Un re allo sbando (Brosens, Woodworth, 2016)
Un re allo sbando (King of the Belgians)
di Peter Brosens, Jessica Woodworth – Belgio 2016
con Peter Van den Begin, Lucie Debay
**1/2
Visto al cinema Apollo, con Sabrina e Marisa, in originale con sottotitoli (rassegna di Venezia).

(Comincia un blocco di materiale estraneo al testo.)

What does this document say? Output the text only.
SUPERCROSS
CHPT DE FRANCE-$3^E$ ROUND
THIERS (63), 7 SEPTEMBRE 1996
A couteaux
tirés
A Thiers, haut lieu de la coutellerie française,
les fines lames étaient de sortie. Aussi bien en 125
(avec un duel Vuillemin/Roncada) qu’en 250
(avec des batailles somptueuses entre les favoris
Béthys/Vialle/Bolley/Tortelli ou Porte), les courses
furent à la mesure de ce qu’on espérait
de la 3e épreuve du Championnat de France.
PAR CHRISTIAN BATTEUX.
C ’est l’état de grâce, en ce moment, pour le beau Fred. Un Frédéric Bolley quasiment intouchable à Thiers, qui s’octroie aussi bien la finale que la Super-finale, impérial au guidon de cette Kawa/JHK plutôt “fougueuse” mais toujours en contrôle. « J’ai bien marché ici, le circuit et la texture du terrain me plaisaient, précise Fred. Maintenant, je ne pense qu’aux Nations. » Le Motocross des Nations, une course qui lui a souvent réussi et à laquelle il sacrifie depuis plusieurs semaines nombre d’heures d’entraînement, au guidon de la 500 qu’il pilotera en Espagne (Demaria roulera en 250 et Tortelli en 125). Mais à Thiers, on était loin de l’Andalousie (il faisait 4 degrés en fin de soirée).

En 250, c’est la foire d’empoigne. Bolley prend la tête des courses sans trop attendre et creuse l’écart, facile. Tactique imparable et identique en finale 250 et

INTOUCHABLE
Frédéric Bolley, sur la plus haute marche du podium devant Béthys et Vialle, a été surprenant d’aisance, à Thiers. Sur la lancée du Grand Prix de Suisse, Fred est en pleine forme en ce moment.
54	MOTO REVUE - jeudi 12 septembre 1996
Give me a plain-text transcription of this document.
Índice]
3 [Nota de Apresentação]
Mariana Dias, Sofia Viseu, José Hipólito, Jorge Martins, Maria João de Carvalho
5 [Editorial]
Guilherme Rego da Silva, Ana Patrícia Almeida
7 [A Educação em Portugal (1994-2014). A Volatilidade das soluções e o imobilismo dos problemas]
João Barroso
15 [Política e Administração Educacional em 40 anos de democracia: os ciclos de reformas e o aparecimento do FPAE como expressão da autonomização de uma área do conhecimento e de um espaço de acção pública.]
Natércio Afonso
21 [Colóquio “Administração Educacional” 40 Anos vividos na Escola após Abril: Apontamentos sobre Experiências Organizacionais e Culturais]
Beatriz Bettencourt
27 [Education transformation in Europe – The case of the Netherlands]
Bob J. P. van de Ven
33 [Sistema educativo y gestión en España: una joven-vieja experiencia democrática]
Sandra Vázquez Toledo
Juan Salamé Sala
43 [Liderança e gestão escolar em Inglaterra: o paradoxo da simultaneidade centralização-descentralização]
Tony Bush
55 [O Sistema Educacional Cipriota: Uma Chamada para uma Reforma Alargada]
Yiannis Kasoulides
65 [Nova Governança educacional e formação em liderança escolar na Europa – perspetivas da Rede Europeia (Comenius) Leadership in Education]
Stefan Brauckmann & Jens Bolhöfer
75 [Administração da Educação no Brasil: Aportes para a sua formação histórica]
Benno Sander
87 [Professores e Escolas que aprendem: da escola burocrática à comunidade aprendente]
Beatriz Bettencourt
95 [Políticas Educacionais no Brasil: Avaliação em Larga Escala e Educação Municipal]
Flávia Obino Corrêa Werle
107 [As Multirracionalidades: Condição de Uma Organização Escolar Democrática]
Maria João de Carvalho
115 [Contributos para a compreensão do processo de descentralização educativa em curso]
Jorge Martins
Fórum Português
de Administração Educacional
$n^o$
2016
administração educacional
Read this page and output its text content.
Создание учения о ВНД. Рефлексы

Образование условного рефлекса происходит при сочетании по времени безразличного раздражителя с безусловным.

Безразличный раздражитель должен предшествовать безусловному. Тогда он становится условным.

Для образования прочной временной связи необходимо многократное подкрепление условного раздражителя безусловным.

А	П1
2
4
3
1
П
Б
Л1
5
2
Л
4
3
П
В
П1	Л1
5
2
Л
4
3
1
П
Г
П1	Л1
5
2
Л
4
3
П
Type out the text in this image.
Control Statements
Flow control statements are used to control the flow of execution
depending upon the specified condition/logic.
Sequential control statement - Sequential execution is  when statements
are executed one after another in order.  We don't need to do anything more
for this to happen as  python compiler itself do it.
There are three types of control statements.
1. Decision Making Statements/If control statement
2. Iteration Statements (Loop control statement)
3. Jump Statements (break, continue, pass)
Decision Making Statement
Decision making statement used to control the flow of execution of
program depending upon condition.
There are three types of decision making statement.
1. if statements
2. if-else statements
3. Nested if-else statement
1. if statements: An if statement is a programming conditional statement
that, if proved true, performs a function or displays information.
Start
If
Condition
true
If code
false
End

Mentre si trova a Istanbul in visita ufficiale, il re del Belgio Nicolas III (Van den Begin) viene a sapere che la Vallonia ha dichiarato indipendenza dalle Fiandre, dividendo il paese in due. Un'inopportuna tempesta solare mette fuori uso le comunicazioni e i voli: e al sovrano, accompagnato dal suo entourage (il valletto Carlos, il direttore del protocollo Ludovic e la responsabile delle pr Louise), non resta che tentare un avventuroso ritorno in patria via terra, attraverso i Balcani, per di più sotto falso nome per sfuggire ai servizi segreti turchi che non intendono fargli lasciare il paese e causare così un incidente diplomatico. Il tutto viene ripreso dalla videocamera di un documentarista, che intende mostrare il lato umano del re. Simpatico e stralunato road movie che parte da uno spunto di fantapolitica per riflettere sul futuro dell'Europa, sul ruolo della monarchia, sull'autodeterminazione dei popoli, sul distacco fra la gente e le istituzioni, ma anche sulla scoperta di sé stessi. Ma se le peripezie del sovrano sono divertenti, e lui stesso si ritrova cambiato grazie al contatto con la gente comune mentre attraversa la Bulgaria, la Serbia e l'Albania, alla resa dei conti il film non riesce a graffiare in profondità, con una satira all'acqua di rose che ben si sposa con la comicità "sospesa" tipica del Nord Europa. Al terzo loro film che vedo, non riesco ancora a farmi un'idea chiara del cinema della coppia Brosens-Woodworth: di pellicola in pellicola (e a volte anche all'interno di uno stesso film) i registri cambiano in continuazione, passando dal realismo al surreale, dal comico al drammatico, dal simbolico al documentario. Qui, complice anche un attore che fisicamente gli assomiglia, mi è venuto da pensare a Pif e ai suoi viaggi (nel programma "Il testimone") alla scoperta di mondi e persone lontane.